Encrypted communication satellite constellations. ‘Inspector' spacecraft able to manoeuvre close to other satellites. Sensors, trackers and even lasers capable of interfering with enemy satellites. 

For decades, space was viewed as a peaceful backdrop to conflict on Earth. It supported operations below, but was never thought of as a battlefield by most. Not any more. Now Germany is among a growing list of countries treating space not just as infrastructure, but as a domain that may need to be actively defended, contested and potentially fought over.

“Having a war-fighting mindset for orbit is dangerous,” says Dr Michael Mulvihill, a Vice Chancellor Research Fellow in astropolitics at Teesside University. 

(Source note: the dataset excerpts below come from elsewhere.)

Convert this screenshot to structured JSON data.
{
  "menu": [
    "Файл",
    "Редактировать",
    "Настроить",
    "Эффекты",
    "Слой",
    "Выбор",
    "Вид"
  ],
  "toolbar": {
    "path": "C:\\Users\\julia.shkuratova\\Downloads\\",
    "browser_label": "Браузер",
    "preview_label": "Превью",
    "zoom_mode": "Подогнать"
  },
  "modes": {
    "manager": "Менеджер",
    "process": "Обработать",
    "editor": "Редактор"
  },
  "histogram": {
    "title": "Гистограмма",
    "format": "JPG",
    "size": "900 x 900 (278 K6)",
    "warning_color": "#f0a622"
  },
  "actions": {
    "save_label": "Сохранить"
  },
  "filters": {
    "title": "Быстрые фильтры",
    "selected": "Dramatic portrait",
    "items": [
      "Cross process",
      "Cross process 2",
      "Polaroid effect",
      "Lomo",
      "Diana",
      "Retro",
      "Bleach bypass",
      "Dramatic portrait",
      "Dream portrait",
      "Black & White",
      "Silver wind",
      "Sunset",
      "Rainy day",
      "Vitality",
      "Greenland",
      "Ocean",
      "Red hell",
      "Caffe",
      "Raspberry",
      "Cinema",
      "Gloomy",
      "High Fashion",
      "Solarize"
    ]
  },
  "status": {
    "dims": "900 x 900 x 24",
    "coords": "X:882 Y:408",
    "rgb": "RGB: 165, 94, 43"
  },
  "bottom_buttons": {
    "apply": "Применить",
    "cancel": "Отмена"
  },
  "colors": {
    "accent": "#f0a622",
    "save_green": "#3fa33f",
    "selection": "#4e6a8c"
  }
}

“Space had always been framed as a collaborative space, [but] even though it was used for military operations, they were usually for communications or reconnaissance to extend military capabilities.”

Now that’s changing. From the United States and China to the UK, France, India and Japan, governments are pouring money into military space systems. But what exactly do they plan on putting up there? And where does this militarisation lead? 

Space was never really peaceful

The idea that space was once a serene, apolitical domain is mostly a myth that governments found useful to promote. 

“The US applied a lot of interpretive flexibility to what peaceful activities entailed,” says Aaron Bateman, an assistant professor of history and international affairs at George Washington University and author of Weapons in Space

“The simplistic narrative of space systems – ‘the silent sentinels that are keeping the peace between the superpowers’ – obfuscated quite a lot.” 

In practice, the US and former Soviet Union have been testing weapons in orbit since the dawn of the space age. America, for example, fielded Program 437, a nuclear-tipped ground-to-space anti-satellite (ASAT) system that ran until 1975. Russia, meanwhile, equipped its Salyut 3 space station, launched in 1974, with a machine gun, which is said to have been test-fired in space.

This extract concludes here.